5 financially savvy millennials share their best money advice and savings tips

When it comes to money management, everyone has a different style. 

After talking to a handful of millennials across the U.S. about how they earn, save and spend their money, CNBC Make It rounded up the mindsets and strategies that have helped them pay down debt, spend within their means and save thousands of dollars.

Here’s what works for five young people featured in CNBC Make It’s “Millennial Money” series.

1. Treat your savings and debt like bills

When Christine Hopkins started thinking about her savings and debt repayment like she does her rent or utilities — a fixed cost that she has to pay each month — she upped her savings rate tremendously.

“I have more in savings than I’ve ever had in my life,” says Hopkins, who used to have $33,700 in debtand lived paycheck to paycheck. In 2018, she started working with a financial advisor, who encouraged her to take a hard look at her spending. It wasn’t until she actually went through her expenses that she realized she had “all this money that I was just letting go.” Now, she pays herself first to prevent herself from spending it mindlessly.

As of July 2019, she earned $88,000 a year as a marketing manager in the Bay Area and saved nearly $2,000 a month. She also put about $1,000 toward paying down her student loans and credit card debt each month.

2. Align your spending with your values

Leah Warwick, a social worker in New York City who earned $70,000 per year and saved close to 20% of her income as of June 2019, believes that it’s important to be intentional with how you use your money. When she buys products, she prefers to support companies and brands with missions that she believes in.

For example, she likes to buy from places that are “run for women, by women,” she says. If you support companies that take into account the betterment of society, and not just profit, “it creates a better world, a better environment, a better future,” says Warwick.

Thinking about her purchases through this lens helps ensure her that “the money I spend is well spent,” she says.

3. Before buying something, think about the time you spent working for that money

Alex Sanchez is interested in the FIRE — financial independence, retire early — movement, and he’d like to be a millionaire by 30. The 25-year-old is well on his way, saving nearly 50% of his six-figure income. 

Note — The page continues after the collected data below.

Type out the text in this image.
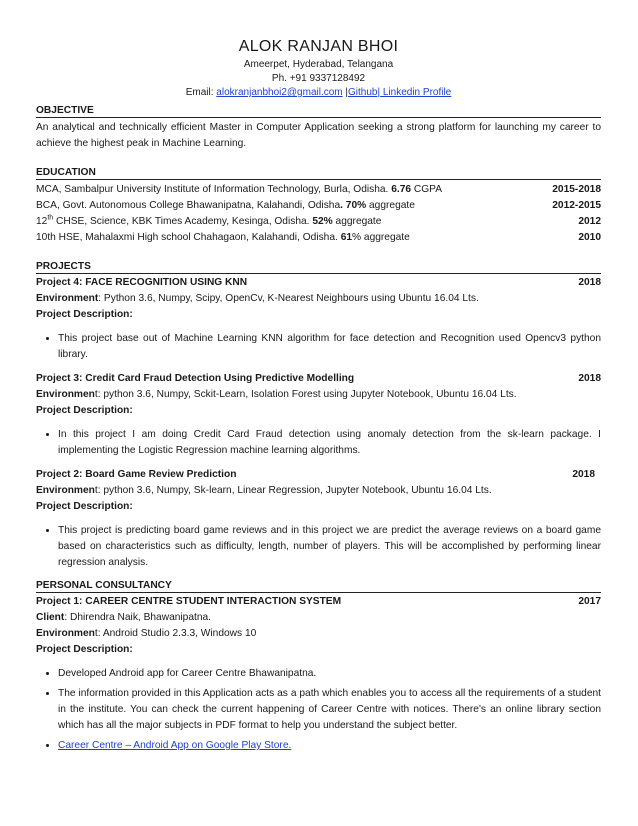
ALOK RANJAN BHOI
Ameerpet, Hyderabad, Telangana
Ph. +91 9337128492
Email: alokranjanbhoi2@gmail.com |Github| Linkedin Profile
OBJECTIVE
An analytical and technically efficient Master in Computer Application seeking a strong platform for launching my career to achieve the highest peak in Machine Learning.
EDUCATION
MCA, Sambalpur University Institute of Information Technology, Burla, Odisha. 6.76 CGPA	2015-2018
BCA, Govt. Autonomous College Bhawanipatna, Kalahandi, Odisha. 70% aggregate	2012-2015
12th CHSE, Science, KBK Times Academy, Kesinga, Odisha. 52% aggregate	2012
10th HSE, Mahalaxmi High school Chahagaon, Kalahandi, Odisha. 61% aggregate	2010
PROJECTS
Project 4: FACE RECOGNITION USING KNN	2018
Environment: Python 3.6, Numpy, Scipy, OpenCv, K-Nearest Neighbours using Ubuntu 16.04 Lts.
Project Description:
• This project base out of Machine Learning KNN algorithm for face detection and Recognition used Opencv3 python library.
Project 3: Credit Card Fraud Detection Using Predictive Modelling	2018
Environment: python 3.6, Numpy, Sckit-Learn, Isolation Forest using Jupyter Notebook, Ubuntu 16.04 Lts.
Project Description:
• In this project I am doing Credit Card Fraud detection using anomaly detection from the sk-learn package. I implementing the Logistic Regression machine learning algorithms.
Project 2: Board Game Review Prediction	2018
Environment: python 3.6, Numpy, Sk-learn, Linear Regression, Jupyter Notebook, Ubuntu 16.04 Lts.
Project Description:
• This project is predicting board game reviews and in this project we are predict the average reviews on a board game based on characteristics such as difficulty, length, number of players. This will be accomplished by performing linear regression analysis.
PERSONAL CONSULTANCY
Project 1: CAREER CENTRE STUDENT INTERACTION SYSTEM	2017
Client: Dhirendra Naik, Bhawanipatna.
Environment: Android Studio 2.3.3, Windows 10
Project Description:
• Developed Android app for Career Centre Bhawanipatna.
• The information provided in this Application acts as a path which enables you to access all the requirements of a student in the institute. You can check the current happening of Career Centre with notices. There's an online library section which has all the major subjects in PDF format to help you understand the subject better.
• Career Centre – Android App on Google Play Store.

His mindset is what helps him save so much. “Money to me represents your time,” says the Chicago-based overhead lineman and real estate investor, who makes more than $200,000 a year. “Every time I see a dollar, I see that dollar as my time, and time is the most important thing to me. The reason I don’t spend money on dumb things is because if I throw money away, I’m throwing my time, my life away — and it’s just something I’m never going to get back.”

If he’s going to splurge, it’s going to be on something meaningful, like the tattoo he got in honor of one of his best friends, who died in 2018. It cost close to $1,500, but it’s a purchase he can justify. “It’s something that means a lot to me,” he says. “I’m not going to penny pinch on something that’s really important to me.”

4. Track your finances

Bukola Ayodele, who makes $210,000 a year as a software engineer in New York City, saves and invests over $7,000 a month.

She believes that in order to reach your goals, it’s important to monitor your progress. “I’m actually obsessed with tracking things, I track my calories, I track my workouts and I also track my money,” says Ayodele, who uses You Need a Budget to keep track of her spending, and Personal Capital as a way to measure her net worth and long-term goals. “I believe in this philosophy of what doesn’t get measured, doesn’t get managed.”

Her strategy has worked so far: Since graduating from Columbia University in 2016, she’s paid off $7,000 worth of student loan debt and is working toward her goal of earning enough off of her investments that all of her monthly costs are covered.

5. Make everything automatic

Brooklyn resident Elena Haskins manages to save nearly $900 a month while also paying down her student loans — and as of August 2019, she does it on a $50,000 salary.

She’s able to set aside so much thanks to a simple strategy: She’s automated everything. As soon as her paycheck hits her bank account, a percentage of it goes straight to savings before she even sees it. “I like to live my life with the least amount of money available to me,” says Haskins. “I put it away in savings automatically so I don’t have access to it.”

What Haskins likes about automating her savings is that it eliminates the temptation to spend now. “It’s out of sight, out of mind,” she says. “I don’t feel like I have all this money to spend because I look at my [checking] account and think, I don’t have a lot of money. And then I spend less.”